The only increase in footfall was seen by retail parks which recorded a rise of 1.2 percent, following from July 2018 when footfall decreased by 0.5 percent.
Retail Park footfall the only area to see an increase in footfall
Diane Wehrle, Springboard marketing and insights director, explained the increase in footfall for retail parks: “Consumer demand is ever more polarised between convenience and experience, and the stronger performance of out of town destinations where footfall rose by +1.2 percent in July reflects the fact that retail parks are successfully bridging the convenience-experience gap. They not only offer consumers accessible shopping environments with free parking and easy click and collect opportunities for online purchases, but many also combine this with an enhanced experience that includes coffee shops and casual dining restaurants, and some also have leisure facilities.
“The attraction of retail parks was demonstrated clearly in the last week of the month when temperatures reached record levels.

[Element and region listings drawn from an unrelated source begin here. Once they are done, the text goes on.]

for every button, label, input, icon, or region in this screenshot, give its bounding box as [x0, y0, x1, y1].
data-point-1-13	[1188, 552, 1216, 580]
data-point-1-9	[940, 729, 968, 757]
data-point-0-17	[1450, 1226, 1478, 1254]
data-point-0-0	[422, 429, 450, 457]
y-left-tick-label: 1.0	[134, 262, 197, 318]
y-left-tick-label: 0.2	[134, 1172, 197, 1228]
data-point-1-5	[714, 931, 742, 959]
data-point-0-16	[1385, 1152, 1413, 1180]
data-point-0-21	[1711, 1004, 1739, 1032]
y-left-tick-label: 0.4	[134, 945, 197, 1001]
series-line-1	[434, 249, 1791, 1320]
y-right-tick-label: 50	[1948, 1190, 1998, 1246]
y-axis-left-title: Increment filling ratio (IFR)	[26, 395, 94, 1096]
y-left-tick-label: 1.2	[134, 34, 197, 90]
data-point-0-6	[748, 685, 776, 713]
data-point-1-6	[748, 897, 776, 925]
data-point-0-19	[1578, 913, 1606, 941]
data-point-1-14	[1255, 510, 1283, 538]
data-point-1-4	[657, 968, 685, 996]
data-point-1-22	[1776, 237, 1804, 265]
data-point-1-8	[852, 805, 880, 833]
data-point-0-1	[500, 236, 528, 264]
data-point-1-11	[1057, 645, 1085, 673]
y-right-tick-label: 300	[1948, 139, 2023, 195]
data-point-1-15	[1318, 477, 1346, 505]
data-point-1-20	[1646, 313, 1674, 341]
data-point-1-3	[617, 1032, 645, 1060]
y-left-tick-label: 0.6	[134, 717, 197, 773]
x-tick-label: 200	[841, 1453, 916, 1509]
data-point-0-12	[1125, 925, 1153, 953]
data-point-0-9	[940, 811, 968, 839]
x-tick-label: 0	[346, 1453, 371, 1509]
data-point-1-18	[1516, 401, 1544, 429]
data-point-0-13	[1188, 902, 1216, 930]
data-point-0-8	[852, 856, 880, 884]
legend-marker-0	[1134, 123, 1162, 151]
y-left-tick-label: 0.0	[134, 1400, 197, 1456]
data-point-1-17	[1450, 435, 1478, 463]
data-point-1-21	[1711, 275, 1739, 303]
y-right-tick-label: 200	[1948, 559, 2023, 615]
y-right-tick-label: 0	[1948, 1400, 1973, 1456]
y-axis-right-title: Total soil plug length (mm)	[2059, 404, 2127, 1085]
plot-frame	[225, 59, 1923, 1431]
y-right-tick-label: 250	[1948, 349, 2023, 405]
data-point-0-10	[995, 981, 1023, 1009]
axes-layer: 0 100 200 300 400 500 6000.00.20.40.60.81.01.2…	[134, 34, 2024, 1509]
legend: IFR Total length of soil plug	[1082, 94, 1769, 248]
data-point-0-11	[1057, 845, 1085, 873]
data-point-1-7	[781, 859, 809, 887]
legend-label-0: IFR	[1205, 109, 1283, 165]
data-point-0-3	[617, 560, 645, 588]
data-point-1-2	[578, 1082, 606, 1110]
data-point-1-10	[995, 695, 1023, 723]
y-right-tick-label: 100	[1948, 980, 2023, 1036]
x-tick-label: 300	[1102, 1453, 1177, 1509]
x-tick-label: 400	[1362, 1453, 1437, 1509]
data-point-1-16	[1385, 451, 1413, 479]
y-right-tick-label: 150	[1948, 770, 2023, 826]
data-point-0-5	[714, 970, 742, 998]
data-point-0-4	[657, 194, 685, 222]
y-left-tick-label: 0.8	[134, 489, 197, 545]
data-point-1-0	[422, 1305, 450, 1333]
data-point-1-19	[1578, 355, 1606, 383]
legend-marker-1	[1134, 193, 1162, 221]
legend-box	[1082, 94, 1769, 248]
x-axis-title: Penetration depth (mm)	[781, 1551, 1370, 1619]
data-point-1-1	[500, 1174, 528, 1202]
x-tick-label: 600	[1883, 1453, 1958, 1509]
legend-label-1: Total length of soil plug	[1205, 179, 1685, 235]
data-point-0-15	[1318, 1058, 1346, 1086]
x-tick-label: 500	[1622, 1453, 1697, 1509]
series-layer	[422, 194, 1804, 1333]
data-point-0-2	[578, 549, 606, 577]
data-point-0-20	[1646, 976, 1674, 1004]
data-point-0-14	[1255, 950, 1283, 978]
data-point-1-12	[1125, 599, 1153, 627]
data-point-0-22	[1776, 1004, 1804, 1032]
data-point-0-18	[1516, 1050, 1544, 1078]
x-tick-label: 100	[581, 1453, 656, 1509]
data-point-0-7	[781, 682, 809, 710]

With temperatures peaking at nearly 40 degrees on the Wednesday and Thursday of that week, footfall in high streets and shopping centres declined by an average of -7 percent on those two days, but only by -0.5 percent in retail parks. Indeed, the positive footfall result for out of town destinations in July, particularly the fact that footfall rose by +2.1 percent during day time trading hours, demonstrates that if the offer is right consumers will spend.”
Helen Dickinson, chief executive of the British Retail Consortium, added in a statement: “Retailers have faced a challenging environment this month, with declines in footfall on High Streets and Shopping Centres. Sluggish sales growth and declining footfall also contributed to the rise in town centre vacancies, which rose to their highest level since January 2015. High streets and town centres play an important part in our local communities, and we should be concerned by the rise in empty store fronts.
“If the Government wishes to avoid seeing more empty shops in our town centres then they must act to relieve some of the pressure bearing down on the high street. Currently, retail accounts for 5 percent of the economy, yet pays 10 percent of all business costs and 25 percent of all business taxes. The rising vacancy figures show this is simply not sustainable. We need an immediate freeze in rates, as well as fixing the Transitional Relief, which leads to cornershops in Redcar subsidising banks in central London.”